Wirtschaft

Niedriger als Regierung erwartet Wirtschaftsweise senken Prognose

126191301.jpg

Der Sachverständigenrat sieht die deutsche Volkswirtschaft in einem vorübergehenden Abschwung.

(Foto: picture alliance/dpa)

Das deutsche Bruttoinlandsprodukt wächst wohl weniger stark als erwartet: Die Wirtschaftsweisen rechnen sowohl für das aktuelle als auch das kommende Jahr mit einem Abschwung. Kritisch sieht der Sachverständigenrat außerdem das Festhalten der Bundesregierung an der Schwarzen Null.

Die sogenannten Wirtschaftsweisen haben ihre Erwartungen an das deutsche Wirtschaftswachstum nach unten geschraubt. Der Sachverständigenrat zur Begutachtung der gesamtwirtschaftlichen Entwicklung rechnet in seinem Gutachten nach Informationen der "Süddeutschen Zeitung" und der "Frankfurter Allgemeinen Zeitung" für 2020 mit einem Wachstum des Bruttoinlandsprodukts (BIP) von 0,9 Prozent. Für das laufende Jahr sollen sie ein Wachstum von 0,5 Prozent erwarten.

Für 2020 sind die Ökonomen laut "SZ" damit skeptischer als andere Prognosen. Die führenden deutschen Wirtschaftsinstitute, der Internationale Währungsfonds und die Brüsseler Kommission würden 2020 1,1 bis 1,4 Prozent Wachstum erwarten. Die Prognose der Bundesregierung liegt bei 1,0 Prozent.

Der Sachverständigenrat sehe die deutsche Volkswirtschaft derzeit in einem vorübergehenden Abschwung, berichten die Zeitungen übereinstimmend.
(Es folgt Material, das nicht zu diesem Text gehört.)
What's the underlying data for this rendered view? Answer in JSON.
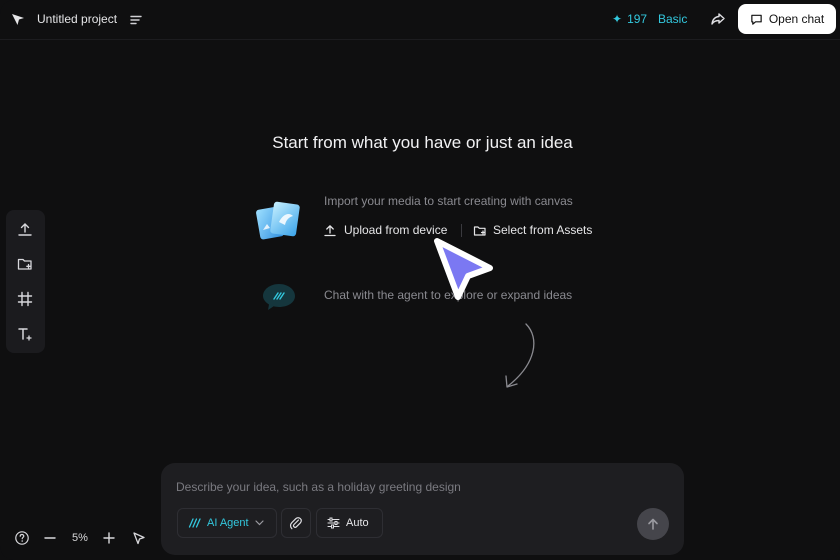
{
  "header": {
    "project_title": "Untitled project",
    "credits": "197",
    "credits_icon": "✦",
    "plan": "Basic",
    "open_chat_label": "Open chat",
    "accent_color": "#33c8de"
  },
  "main": {
    "headline": "Start from what you have or just an idea",
    "import_text": "Import your media to start creating with canvas",
    "upload_label": "Upload from device",
    "assets_label": "Select from Assets",
    "chat_text": "Chat with the agent to explore or expand ideas"
  },
  "left_toolbar": {
    "icons": [
      "upload-icon",
      "folder-add-icon",
      "frame-icon",
      "text-add-icon"
    ]
  },
  "bottom_controls": {
    "zoom": "5%"
  },
  "prompt": {
    "placeholder": "Describe your idea, such as a holiday greeting design",
    "value": "",
    "agent_label": "AI Agent",
    "auto_label": "Auto"
  }
}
Es sei nicht "von einer breiten und tiefergehenden Rezession auszugehen", heiße es in dem Gutachten mit dem Titel "Den Strukturwandel meistern". Am Mittwoch legt das Gremium seine Ergebnisse der Bundesregierung vor.

Die Wirtschaftsweisen sehen allerdings eine länderübergreifende Schwäche der Industrie, heißt es in der "SZ". Den in Deutschland traditionell starken Export treffe demnach die Eintrübung der Weltwirtschaft. Dazu trügen besonders der geplante britische EU-Austritt und die von US-Präsident Donald Trump losgetretenen Handelskonflikte bei. Die anhaltende Unsicherheit bremse zudem überall die Investitionen der Unternehmen.

Gefahr durch Schwarze Null?

Kritisch sehen die Wirtschaftsweisen laut "FAZ"-Bericht den Haushaltsausgleich, den CDU und CSU, aber auch SPD-Finanzminister Olaf Scholz bislang propagieren. "Zwar erkennt der Sachverständigenrat die Sinnhaftigkeit einer politischen Selbstverpflichtung wie der Schwarzen Null gerade in Zeiten der konjunkturellen Überauslastung an", soll es in dem Gutachten heißen. Gleichzeitig beschreibt der Rat die Gefahr, die durch ein Festhalten am Haushaltsausgleich bestehe.

Gespalten zeige sich der Rat in der Beurteilung der Schuldenbremse. Drei Mitglieder verteidigten diese. Sie sei auch unter konjunkturellen Aspekten ausreichend flexibel. "Eine Einschränkung der staatlichen Investitionstätigkeit durch die Schuldenbremse ist nicht feststellbar", befinden sie demnach und mahnen unter Verweis auf die amerikanische Lebensregel: "If it ain’t broke, don’t fix it - Repariere nichts, was nicht kaputt ist." Dagegen spreche sich die Minderheit im Rat für eine Reform der Schuldenbremse aus. Neben Achim Truger, der von den Gewerkschaften vorgeschlagen worden war, vertrete Isabel Schnabel diese Position, was von besonderer Brisanz sei, da die in Bonn lehrende Ökonomin die deutsche Kandidatin für das Direktorium der Europäischen Zentralbank ist.

Dagegen schaue der gesamte Sachverständigenrat mit Sorge auf die hiesigen Finanzinstitute. "Die geringe Profitabilität der Banken birgt Risiken für die Finanzstabilität, weil der Aufbau von Eigenkapital erschwert wird und Anreize bestehen, übermäßige Risiken einzugehen", warne er. Zwar seien die Banken widerstandsfähiger geworden. "Allerdings ist im Fall einer Rezession ein Anstieg der Risiken zu erwarten, und es besteht die Gefahr einer prozyklischen Verstärkung durch das Finanzsystem." Im Immobilienbereich sehen die Ökonomen demnach schon "deutlich erhöhte Risiken."